Wann einer dem andern zu Erkauffung eines Hauses / Schiffs / oder andern Guts / Geld darleihet / mit dem Beding / das ihm solch erkaufftes Gut für ein dargeliehen Geld zu Unterpfand stehen sol / derselbe Darleiher hat auff demselben Gut vor allen andern Gläubigern den Vorgang / ob gleich demselben zuvor einige Verpfändung geschehen were / jedoch das die Verpfändung / welche in dem Stadt-Buch verzeichnet / wie obgedacht [186] allewege / so wol in diesem als andern Fällen / den Vorgang habe.
Im gleichen / so einer dem andern zu Erbauung / Besserung / oder Unterhaltung eines Hauses / Schiffs / oder andern Guts / Fürstreckung gethan hätte / und beweisen würde / das es eine Nothdurfft gewest / und sein dargeliehen Geld oder anders dahin gewendet worden were: So sol ihm deßwegen für allen andern Gläubigern / ob gleich dieselbe zuvor einige Verpfändung hätten / zur Bezahlung verholffen werden.

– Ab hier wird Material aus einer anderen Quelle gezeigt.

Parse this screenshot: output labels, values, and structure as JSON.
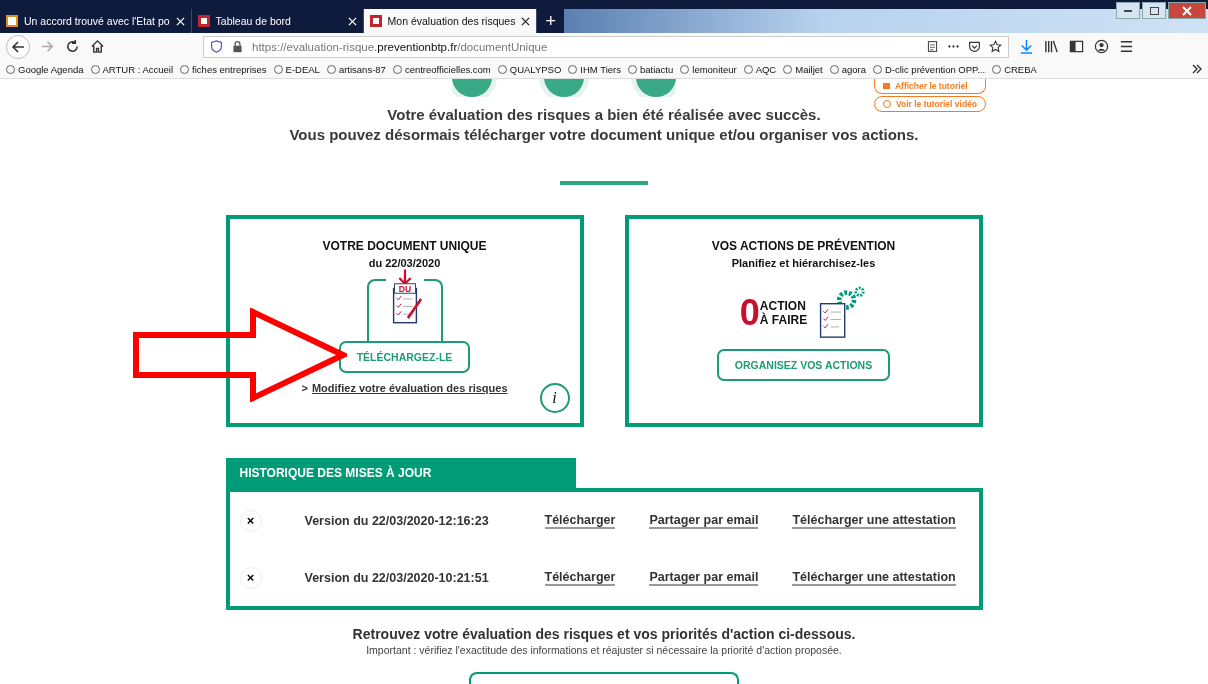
{
  "browser": {
    "tabs": [
      {
        "title": "Un accord trouvé avec l'Etat po",
        "selected": false
      },
      {
        "title": "Tableau de bord",
        "selected": false
      },
      {
        "title": "Mon évaluation des risques",
        "selected": true
      }
    ],
    "new_tab": "+",
    "url": {
      "prefix": "https://evaluation-risque.",
      "domain": "preventionbtp.fr",
      "path": "/documentUnique"
    },
    "bookmarks": [
      "Google Agenda",
      "ARTUR : Accueil",
      "fiches entreprises",
      "E-DEAL",
      "artisans-87",
      "centreofficielles.com",
      "QUALYPSO",
      "IHM Tiers",
      "batiactu",
      "lemoniteur",
      "AQC",
      "Mailjet",
      "agora",
      "D-clic prévention OPP...",
      "CREBA"
    ]
  },
  "tutorial_buttons": [
    "Afficher le tutoriel",
    "Voir le tutoriel vidéo"
  ],
  "intro": [
    "Votre évaluation des risques a bien été réalisée avec succès.",
    "Vous pouvez désormais télécharger votre document unique et/ou organiser vos actions."
  ],
  "document_card": {
    "title": "VOTRE DOCUMENT UNIQUE",
    "date": "du 22/03/2020",
    "badge": "DU",
    "button": "TÉLÉCHARGEZ-LE",
    "link_prefix": ">",
    "link": "Modifiez votre évaluation des risques",
    "info": "i"
  },
  "actions_card": {
    "title": "VOS ACTIONS DE PRÉVENTION",
    "subtitle": "Planifiez et hiérarchisez-les",
    "count": "0",
    "count_label": [
      "ACTION",
      "À FAIRE"
    ],
    "button": "ORGANISEZ VOS ACTIONS"
  },
  "history": {
    "title": "HISTORIQUE DES MISES À JOUR",
    "rows": [
      {
        "delete": "×",
        "version": "Version du 22/03/2020-12:16:23",
        "links": [
          "Télécharger",
          "Partager par email",
          "Télécharger une attestation"
        ]
      },
      {
        "delete": "×",
        "version": "Version du 22/03/2020-10:21:51",
        "links": [
          "Télécharger",
          "Partager par email",
          "Télécharger une attestation"
        ]
      }
    ]
  },
  "footer": {
    "heading": "Retrouvez votre évaluation des risques et vos priorités d'action ci-dessous.",
    "note": "Important : vérifiez l'exactitude des informations et réajuster si nécessaire la priorité d'action proposée."
  }
}
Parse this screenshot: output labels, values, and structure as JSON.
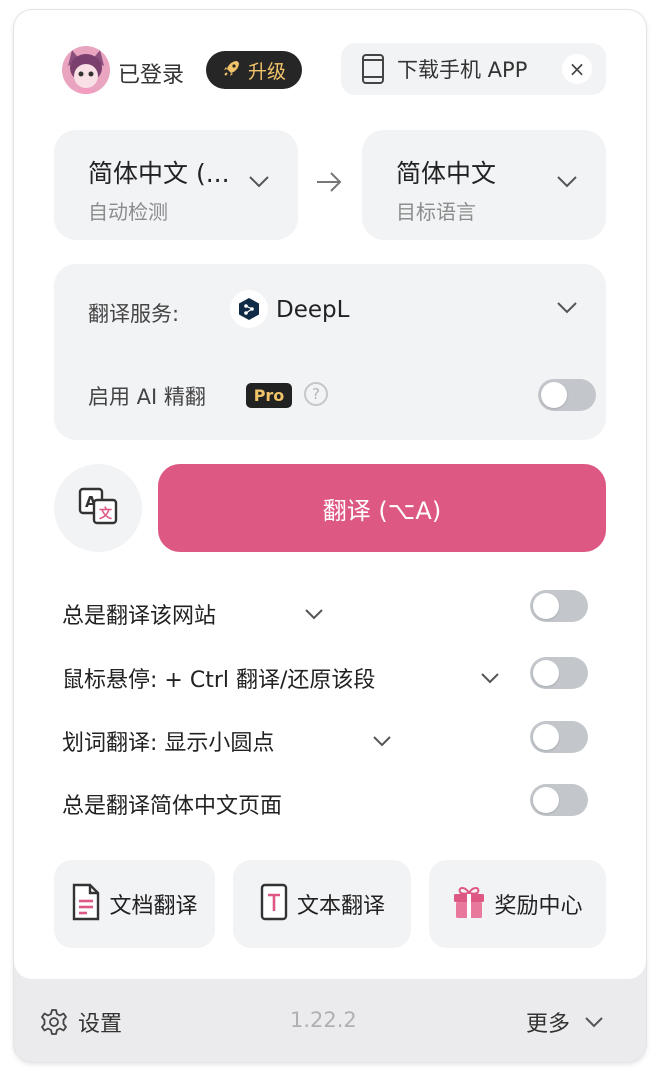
{
  "header": {
    "login_status": "已登录",
    "upgrade_label": "升级",
    "download_app_label": "下载手机 APP",
    "close_symbol": "×"
  },
  "languages": {
    "source": {
      "name": "简体中文 (...",
      "caption": "自动检测"
    },
    "target": {
      "name": "简体中文",
      "caption": "目标语言"
    }
  },
  "service": {
    "label": "翻译服务:",
    "name": "DeepL",
    "ai_label": "启用 AI 精翻",
    "pro_badge": "Pro",
    "help_symbol": "?",
    "ai_enabled": false
  },
  "actions": {
    "translate_label": "翻译 (⌥A)"
  },
  "options": [
    {
      "label": "总是翻译该网站",
      "has_dropdown": true,
      "enabled": false
    },
    {
      "label": "鼠标悬停:  + Ctrl 翻译/还原该段",
      "has_dropdown": true,
      "enabled": false
    },
    {
      "label": "划词翻译:  显示小圆点",
      "has_dropdown": true,
      "enabled": false
    },
    {
      "label": "总是翻译简体中文页面",
      "has_dropdown": false,
      "enabled": false
    }
  ],
  "tools": [
    {
      "label": "文档翻译",
      "icon": "document-icon"
    },
    {
      "label": "文本翻译",
      "icon": "text-icon"
    },
    {
      "label": "奖励中心",
      "icon": "gift-icon"
    }
  ],
  "footer": {
    "settings_label": "设置",
    "version": "1.22.2",
    "more_label": "更多"
  },
  "colors": {
    "accent": "#dd5883",
    "panel": "#f2f3f5",
    "toggle_off": "#c3c7cc",
    "badge_dark": "#262626",
    "badge_gold": "#f2c46a"
  }
}
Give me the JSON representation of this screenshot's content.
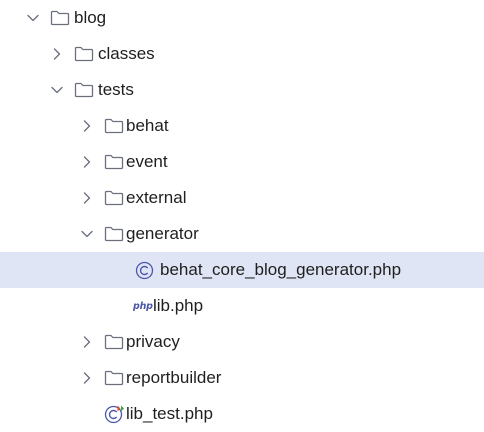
{
  "tree": {
    "root": {
      "label": "blog",
      "expanded": true,
      "icon": "folder-icon"
    },
    "classes": {
      "label": "classes",
      "expanded": false,
      "icon": "folder-icon"
    },
    "tests": {
      "label": "tests",
      "expanded": true,
      "icon": "folder-icon"
    },
    "behat": {
      "label": "behat",
      "expanded": false,
      "icon": "folder-icon"
    },
    "event": {
      "label": "event",
      "expanded": false,
      "icon": "folder-icon"
    },
    "external": {
      "label": "external",
      "expanded": false,
      "icon": "folder-icon"
    },
    "generator": {
      "label": "generator",
      "expanded": true,
      "icon": "folder-icon"
    },
    "generator_file": {
      "label": "behat_core_blog_generator.php",
      "icon": "php-class-icon",
      "selected": true
    },
    "lib_file": {
      "label": "lib.php",
      "icon": "php-file-icon",
      "badge": "php"
    },
    "privacy": {
      "label": "privacy",
      "expanded": false,
      "icon": "folder-icon"
    },
    "reportbuilder": {
      "label": "reportbuilder",
      "expanded": false,
      "icon": "folder-icon"
    },
    "lib_test_file": {
      "label": "lib_test.php",
      "icon": "php-test-class-icon"
    }
  },
  "colors": {
    "selection": "#dfe5f5",
    "folder_stroke": "#6c707e",
    "class_icon": "#4b57a8",
    "test_badge_red": "#e5493a",
    "test_badge_green": "#3fa34d"
  }
}
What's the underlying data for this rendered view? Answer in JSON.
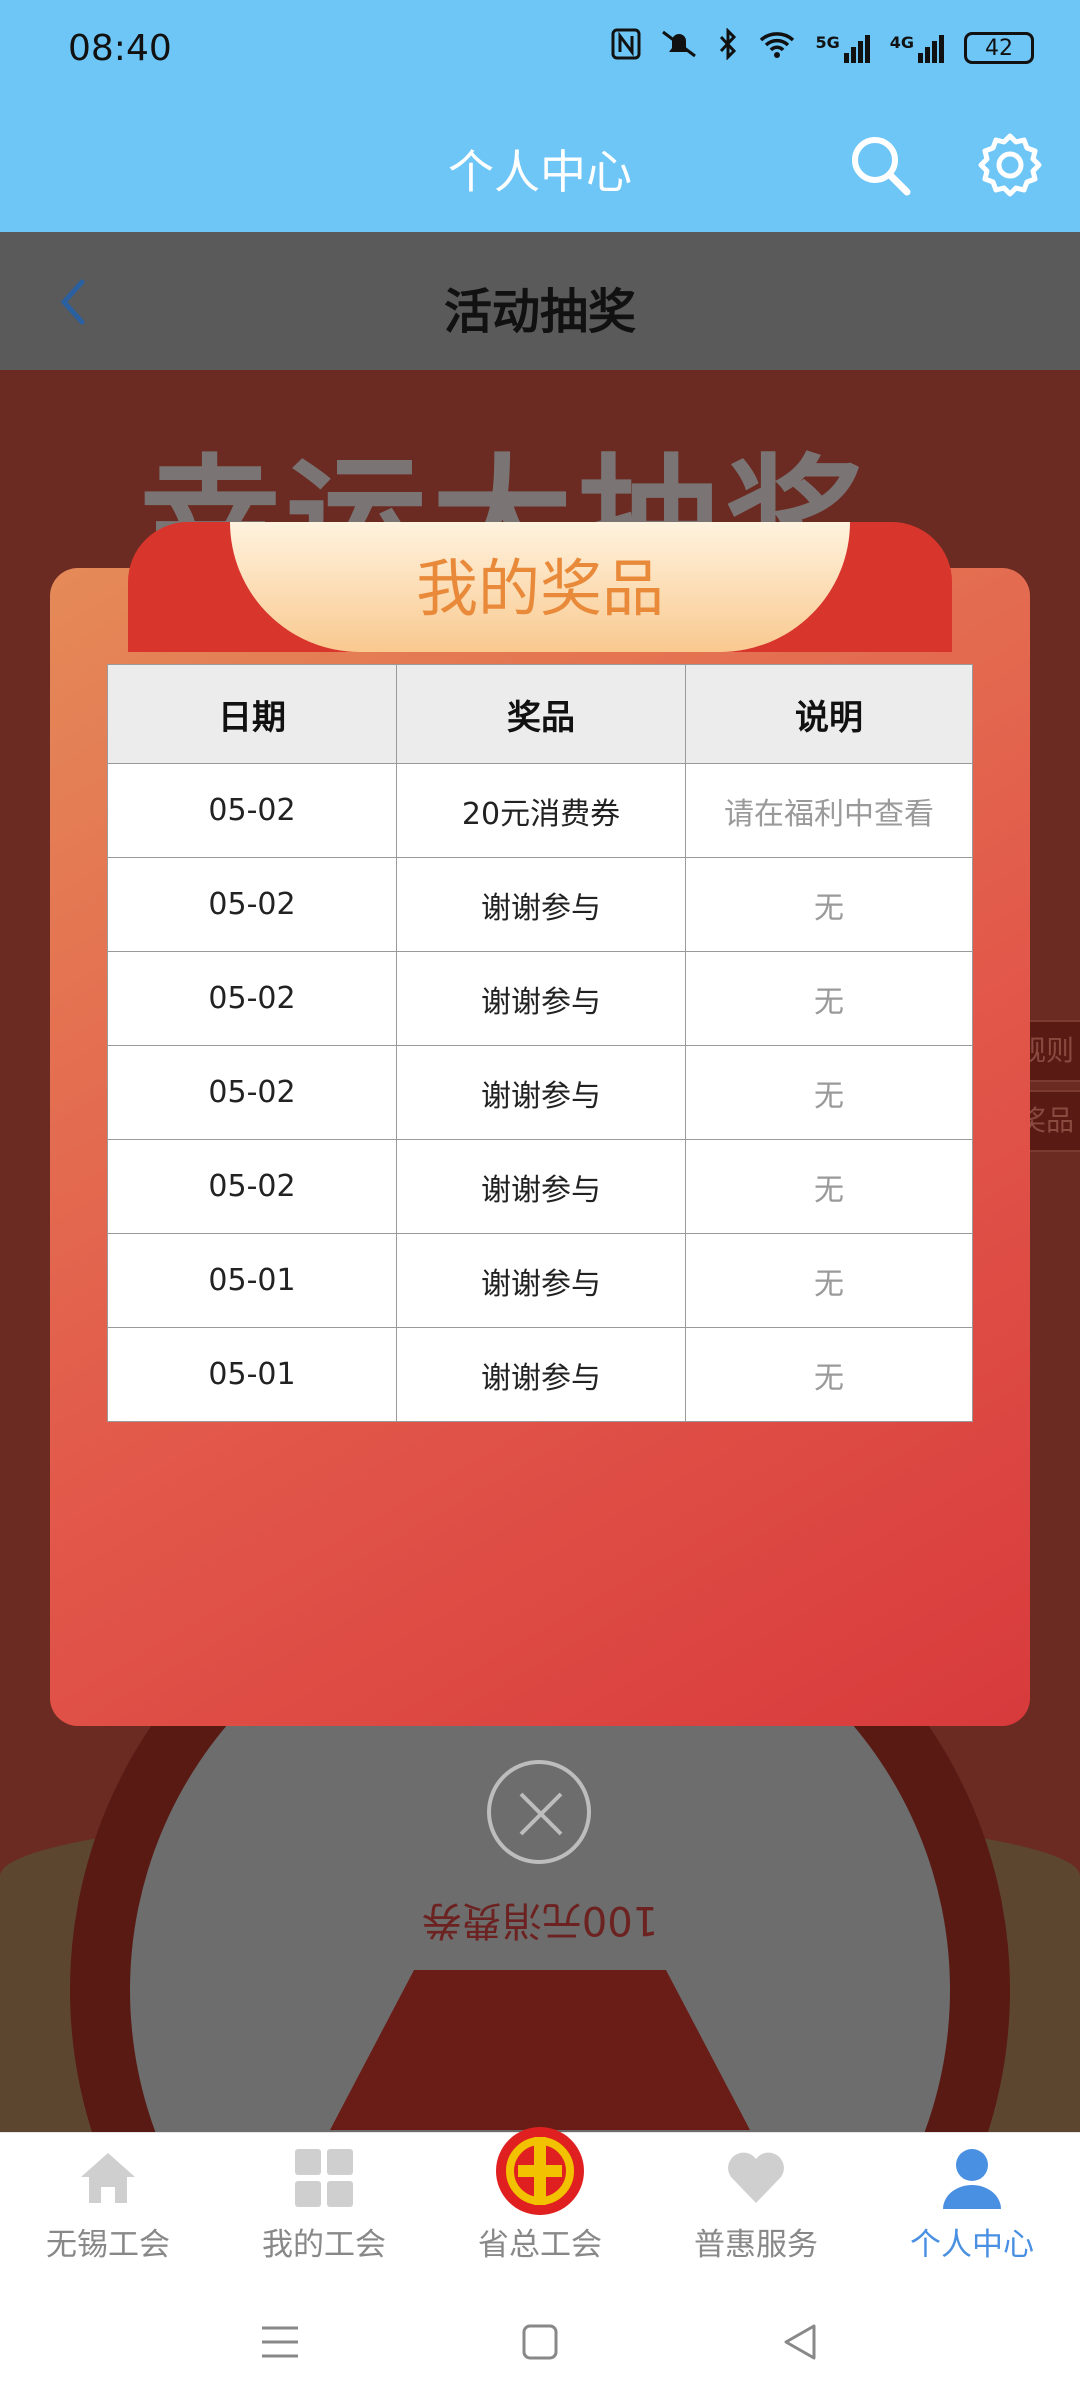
{
  "status_bar": {
    "time": "08:40",
    "signal_5g": "5G",
    "signal_4g": "4G",
    "battery": "42"
  },
  "header": {
    "title": "个人中心",
    "search_icon": "search-icon",
    "settings_icon": "gear-icon"
  },
  "page": {
    "title": "活动抽奖",
    "banner": "幸运大抽奖",
    "wheel_label": "100元消费券",
    "side_tabs": [
      "规则",
      "奖品"
    ]
  },
  "dialog": {
    "title": "我的奖品",
    "columns": [
      "日期",
      "奖品",
      "说明"
    ],
    "rows": [
      {
        "date": "05-02",
        "prize": "20元消费券",
        "note": "请在福利中查看"
      },
      {
        "date": "05-02",
        "prize": "谢谢参与",
        "note": "无"
      },
      {
        "date": "05-02",
        "prize": "谢谢参与",
        "note": "无"
      },
      {
        "date": "05-02",
        "prize": "谢谢参与",
        "note": "无"
      },
      {
        "date": "05-02",
        "prize": "谢谢参与",
        "note": "无"
      },
      {
        "date": "05-01",
        "prize": "谢谢参与",
        "note": "无"
      },
      {
        "date": "05-01",
        "prize": "谢谢参与",
        "note": "无"
      }
    ]
  },
  "bottom_nav": [
    {
      "label": "无锡工会",
      "icon": "home-icon"
    },
    {
      "label": "我的工会",
      "icon": "grid-icon"
    },
    {
      "label": "省总工会",
      "icon": "union-logo-icon"
    },
    {
      "label": "普惠服务",
      "icon": "heart-icon"
    },
    {
      "label": "个人中心",
      "icon": "person-icon",
      "active": true
    }
  ],
  "colors": {
    "header_bg": "#6ec6f7",
    "dialog_title": "#e88a3a",
    "active_nav": "#4a90e2"
  }
}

Da auch der Handwercker Arbeit / zu nothwendiger Erbauung oder reparirung des Schüldeners Hauses / Schiffs / oder dergleichen angewandt. So sol auff solchen Fall in dem erbessertem Hauß / Schiff / oder dergleichen / ihnen für allen andern / wie obgemeld / der Vorzug billig gegönnet werden.
Wiewohl nach gemeinen beschriebenen Käyserlichen Rechten / die Ehefrau / ihres eingebrachten Brautschatzes wegen / und daher rührenden stillschweigenden [187] Verpfändung / in ihres Mannes Gütern vor allen andern Creditorn, ob die gleich ältere stillschweigende Verpfändungen hätten / vorgezogen werden: So wollen Wir doch / zu Handhabung gemeines Nutzens / Trauens und Glaubens / und zu Beforderung der Handthierung / auch weil es hiebevor in dieser Stadt üblich also gehalten worden / hiemit geordnet haben / das die Frauen ihres eingebrachten Brautschatzes halben / in ihres Mannes Schulden / so in stehender Ehe gemacht / nicht allein keinen Vorzug haben / sondern das auch derselbe Brautschatz / wie dann imgleichen alle andere / ihre in stehender Ehe angeerbte Gütere / vor ihres Mannes Schülden gäntzlich hafften und gehalten seyn sollen. Was ihr aber nach ihres Mannes Tode / oder auch / nach dem derselbe entwichen / anstirbet / dessen hat sie billig sampt ihren Kindern zugeniessen / und haben ihres Mannes Creditorn keine Forderung oder Zuspruch daran / es sey dann / das sie sich anders verschrieben.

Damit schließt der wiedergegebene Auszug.